The data, technology, and care management required to fundamentally rewire cancer care are now within our reach. We can make our collective dollar go much farther — but we need the data to help guide patients to high-value care from the day they first receive a cancer diagnosis, through the maze of multiple providers they will inevitably encounter along the way (including their trusted primary care provider), and ultimately to the outcomes that patients and families want for themselves. This navigation is exactly what Thyme Care offers its members — and this is also what has been fundamentally missing in prior instances of value-based oncology care.
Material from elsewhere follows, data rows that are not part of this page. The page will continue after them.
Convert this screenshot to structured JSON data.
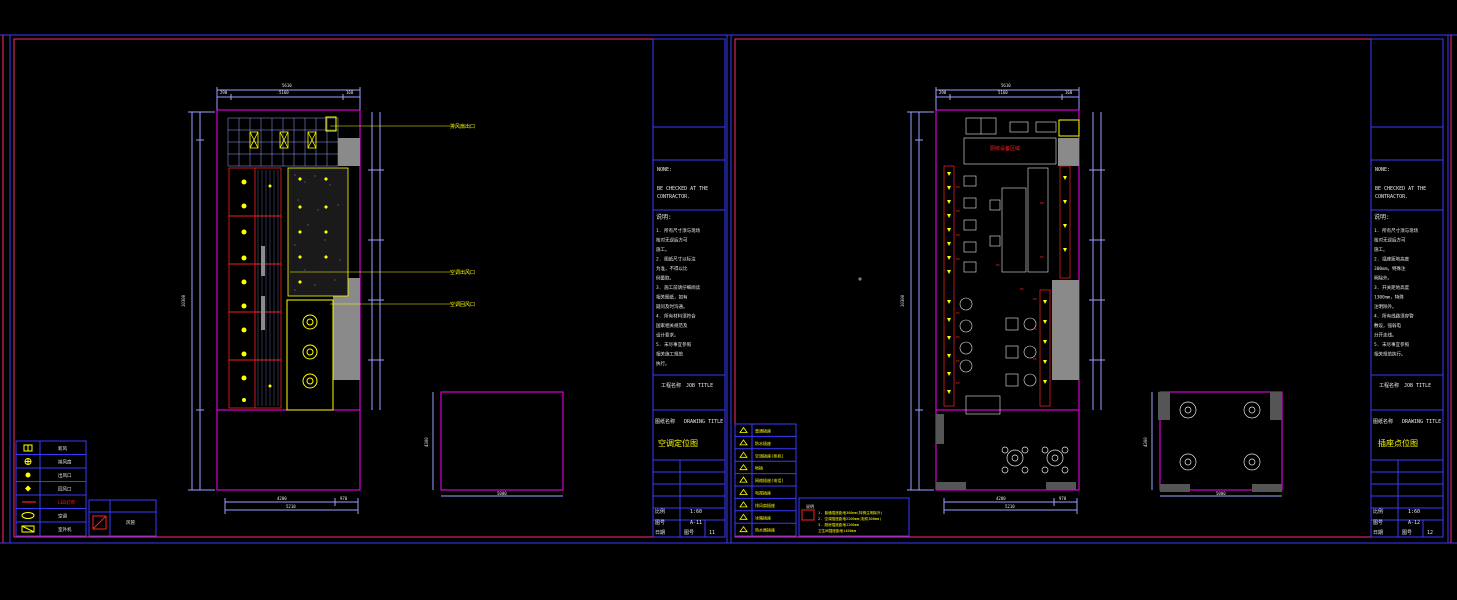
{
  "colors": {
    "background": "#000000",
    "frame_blue": "#3a3aff",
    "frame_magenta": "#ff2a6d",
    "wall": "#ff00ff",
    "dim": "#9aa0ff",
    "yellow": "#ffff00",
    "red": "#ff2020",
    "white": "#e8e8e8",
    "gray_fill": "#8a8a8a"
  },
  "sheet_left": {
    "title_block": {
      "note_label": "NONE:",
      "note_text_1": "BE CHECKED AT THE",
      "note_text_2": "CONTRACTOR.",
      "explain_label": "说明:",
      "explain_lines": [
        "1. 所有尺寸须与现场",
        "   核对无误后方可",
        "   施工。",
        "2. 图纸尺寸以标注",
        "   为准，不得以比",
        "   例量取。",
        "3. 施工前请仔细阅读",
        "   相关图纸，如有",
        "   疑问及时沟通。",
        "4. 所有材料须符合",
        "   国家相关规范及",
        "   设计要求。",
        "5. 未尽事宜参照",
        "   相关施工规范",
        "   执行。"
      ],
      "project_label": "工程名称",
      "job_title": "JOB TITLE",
      "drawing_label": "图纸名称",
      "drawing_title_en": "DRAWING TITLE",
      "drawing_title": "空调定位图",
      "scale_label": "比例",
      "scale_value": "1:60",
      "drawing_no_label": "图号",
      "drawing_no_value": "A-11",
      "date_label": "日期",
      "sheet_label": "图号",
      "sheet_value": "11"
    },
    "dims": {
      "top_total": "5610",
      "top_a": "290",
      "top_b": "5160",
      "top_c": "160",
      "bottom_a": "4200",
      "bottom_b": "970",
      "bottom_total": "5210",
      "left_total": "10300",
      "box_dim_v": "4300",
      "box_dim_h": "5000"
    },
    "callouts": [
      "排风扇出口",
      "空调出风口",
      "空调回风口"
    ],
    "legend": [
      {
        "sym": "grid-sym",
        "label": "新风"
      },
      {
        "sym": "fan-sym",
        "label": "排风扇"
      },
      {
        "sym": "diffuser-sym",
        "label": "出风口"
      },
      {
        "sym": "diamond-sym",
        "label": "回风口"
      },
      {
        "sym": "line-sym",
        "label": "LED灯带"
      },
      {
        "sym": "ac-sym",
        "label": "空调"
      },
      {
        "sym": "unit-sym",
        "label": "室外机"
      }
    ],
    "legend_small": {
      "label": "风管"
    }
  },
  "sheet_right": {
    "title_block": {
      "note_label": "NONE:",
      "note_text_1": "BE CHECKED AT THE",
      "note_text_2": "CONTRACTOR.",
      "explain_label": "说明:",
      "explain_lines": [
        "1. 所有尺寸须与现场",
        "   核对无误后方可",
        "   施工。",
        "2. 插座距地高度",
        "   300mm，特殊注",
        "   明除外。",
        "3. 开关距地高度",
        "   1300mm，特殊",
        "   注明除外。",
        "4. 所有线路须穿管",
        "   敷设，强弱电",
        "   分开走线。",
        "5. 未尽事宜参照",
        "   相关规范执行。"
      ],
      "project_label": "工程名称",
      "job_title": "JOB TITLE",
      "drawing_label": "图纸名称",
      "drawing_title_en": "DRAWING TITLE",
      "drawing_title": "插座点位图",
      "scale_label": "比例",
      "scale_value": "1:60",
      "drawing_no_label": "图号",
      "drawing_no_value": "A-12",
      "date_label": "日期",
      "sheet_label": "图号",
      "sheet_value": "12"
    },
    "dims": {
      "top_total": "5610",
      "top_a": "290",
      "top_b": "5160",
      "top_c": "160",
      "bottom_a": "4200",
      "bottom_b": "970",
      "bottom_total": "5210",
      "left_total": "10300",
      "box_dim_v": "4300",
      "box_dim_h": "5000"
    },
    "kitchen_label": "厨房设备区域",
    "legend": [
      {
        "label": "普通插座"
      },
      {
        "label": "防水插座"
      },
      {
        "label": "空调插座(柜机)"
      },
      {
        "label": "地插"
      },
      {
        "label": "网络插座(电话)"
      },
      {
        "label": "电视插座"
      },
      {
        "label": "排风扇插座"
      },
      {
        "label": "冰箱插座"
      },
      {
        "label": "热水器插座"
      }
    ],
    "notes": [
      "1. 普通插座距地300mm(特殊注明除外)",
      "2. 空调插座距地2200mm(柜机300mm)",
      "3. 厨房插座距地1200mm",
      "   卫生间插座距地1400mm"
    ],
    "notes_title": "说明"
  }
}
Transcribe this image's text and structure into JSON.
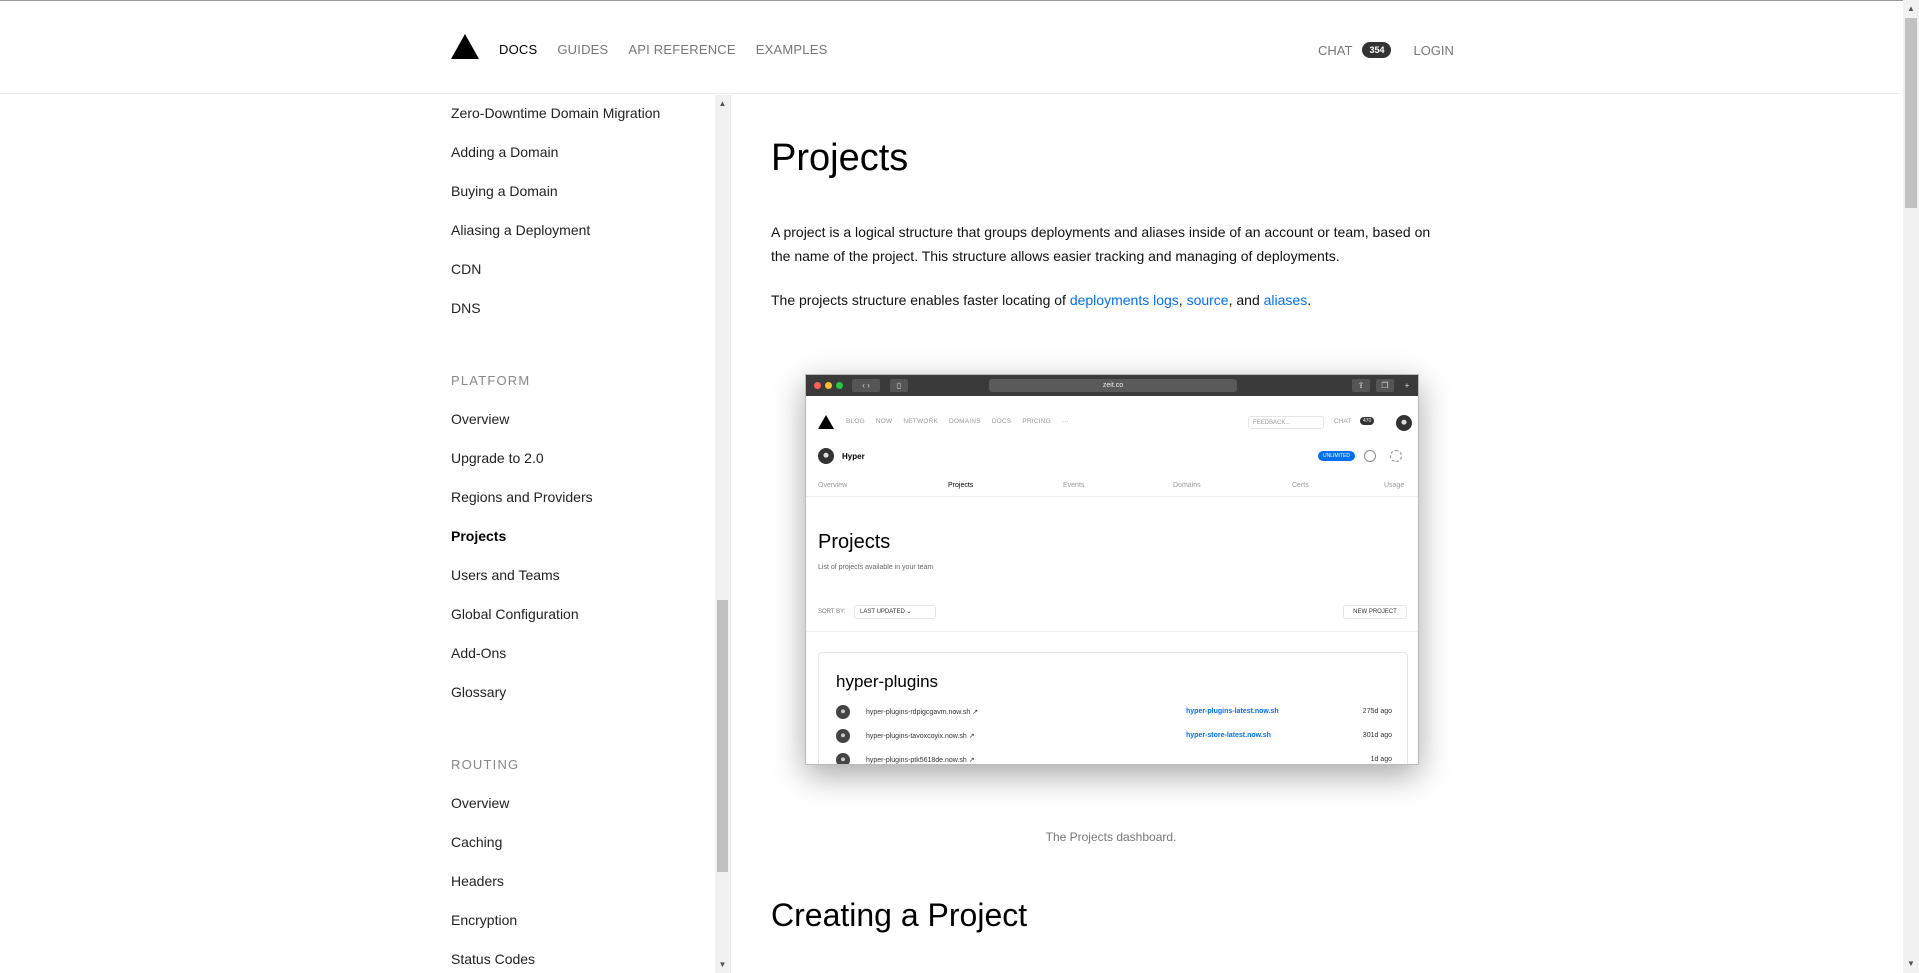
{
  "header": {
    "nav": [
      "DOCS",
      "GUIDES",
      "API REFERENCE",
      "EXAMPLES"
    ],
    "chat_label": "CHAT",
    "chat_count": "354",
    "login_label": "LOGIN"
  },
  "sidebar": {
    "group_top": [
      "Zero-Downtime Domain Migration",
      "Adding a Domain",
      "Buying a Domain",
      "Aliasing a Deployment",
      "CDN",
      "DNS"
    ],
    "platform_heading": "PLATFORM",
    "platform": [
      "Overview",
      "Upgrade to 2.0",
      "Regions and Providers",
      "Projects",
      "Users and Teams",
      "Global Configuration",
      "Add-Ons",
      "Glossary"
    ],
    "active_item": "Projects",
    "routing_heading": "ROUTING",
    "routing": [
      "Overview",
      "Caching",
      "Headers",
      "Encryption",
      "Status Codes"
    ]
  },
  "main": {
    "title": "Projects",
    "para1": "A project is a logical structure that groups deployments and aliases inside of an account or team, based on the name of the project. This structure allows easier tracking and managing of deployments.",
    "para2_prefix": "The projects structure enables faster locating of ",
    "link_deployments_logs": "deployments logs",
    "sep1": ", ",
    "link_source": "source",
    "sep2": ", and ",
    "link_aliases": "aliases",
    "para2_suffix": ".",
    "caption": "The Projects dashboard.",
    "section_title": "Creating a Project"
  },
  "figure": {
    "url": "zeit.co",
    "nav": [
      "BLOG",
      "NOW",
      "NETWORK",
      "DOMAINS",
      "DOCS",
      "PRICING",
      "···"
    ],
    "feedback_placeholder": "FEEDBACK...",
    "chat_label": "CHAT",
    "chat_count": "470",
    "team_name": "Hyper",
    "plan_badge": "UNLIMITED",
    "tabs": [
      "Overview",
      "Projects",
      "Events",
      "Domains",
      "Certs",
      "Usage"
    ],
    "active_tab": "Projects",
    "heading": "Projects",
    "subheading": "List of projects available in your team",
    "sort_label": "SORT BY:",
    "sort_value": "LAST UPDATED",
    "new_project": "NEW PROJECT",
    "project_name": "hyper-plugins",
    "rows": [
      {
        "deployment": "hyper-plugins-rdpigcgavm.now.sh",
        "alias": "hyper-plugins-latest.now.sh",
        "age": "275d ago"
      },
      {
        "deployment": "hyper-plugins-tavoxcoyix.now.sh",
        "alias": "hyper-store-latest.now.sh",
        "age": "301d ago"
      },
      {
        "deployment": "hyper-plugins-ptk5618de.now.sh",
        "alias": "",
        "age": "1d ago"
      }
    ]
  },
  "colors": {
    "link": "#0070f3",
    "badge": "#333333"
  }
}
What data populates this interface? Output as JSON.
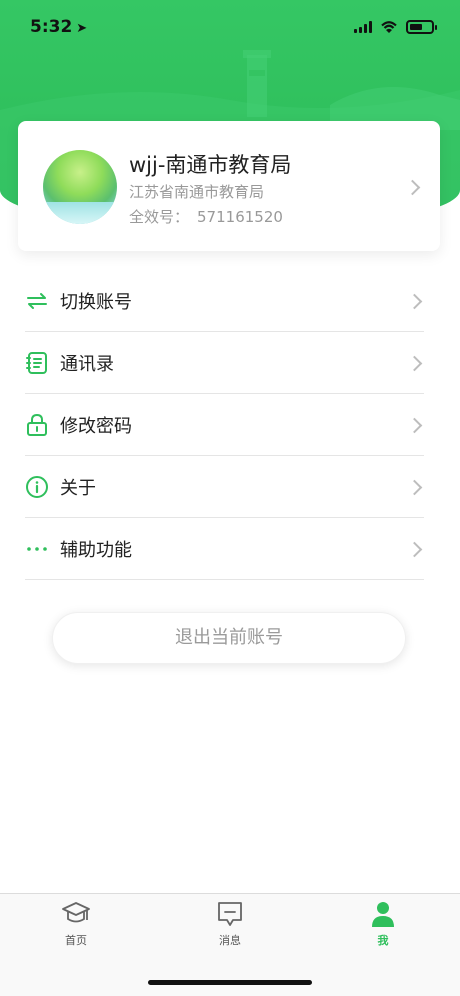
{
  "status_bar": {
    "time": "5:32"
  },
  "profile": {
    "name": "wjj-南通市教育局",
    "organization": "江苏省南通市教育局",
    "id_label": "全效号：",
    "id_number": "571161520"
  },
  "menu": [
    {
      "label": "切换账号",
      "icon": "switch-account-icon"
    },
    {
      "label": "通讯录",
      "icon": "contacts-icon"
    },
    {
      "label": "修改密码",
      "icon": "lock-icon"
    },
    {
      "label": "关于",
      "icon": "info-icon"
    },
    {
      "label": "辅助功能",
      "icon": "more-icon"
    }
  ],
  "logout_label": "退出当前账号",
  "tabbar": {
    "tabs": [
      {
        "label": "首页",
        "icon": "graduation-cap-icon",
        "active": false
      },
      {
        "label": "消息",
        "icon": "message-icon",
        "active": false
      },
      {
        "label": "我",
        "icon": "person-icon",
        "active": true
      }
    ]
  },
  "colors": {
    "accent": "#2fbf5c",
    "text": "#222222",
    "muted": "#999999"
  }
}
We could not imagine a group better suited to build this company than Thyme Care’s founding team. We have known them individually for many years, via work at Flatiron Health, and have seen up-close their deep commitment to getting to the right answer on behalf of patients. CEO and co-founder Robin Shah has lived and worked in oncology for over 15 years, initially managing various aspects of his father’s busy community oncology practice, then growing Flatiron Health’s large network of data-aligned community oncology clinics, and most recently launching and running a new value-based community oncology network called One Oncology. In each of these settings, he felt a hunger to more dramatically and directly transform the patient experience, which led him to start Thyme Care. His team now includes one of my favorite former colleagues at Flatiron Health: Bobby Green, a kind, brilliant, and magnetic medical oncologist himself and formerly Flatiron’s Chief Medical Officer. When we heard that Robin and Bobby were teaming up, and bringing together a formidable group of data scientists, engineers, commercial leaders, and care delivery specialists in service of this mission — the opportunity ahead was clear.

It is truly special to partner with a team solving an urgent problem that I care about deeply as a clinician. We are honored to be leading Thyme Care’s latest financing and joining the board. While the individual cancer patients who we serve will always remain our north star, I cannot wait to see Thyme’s impact at scale.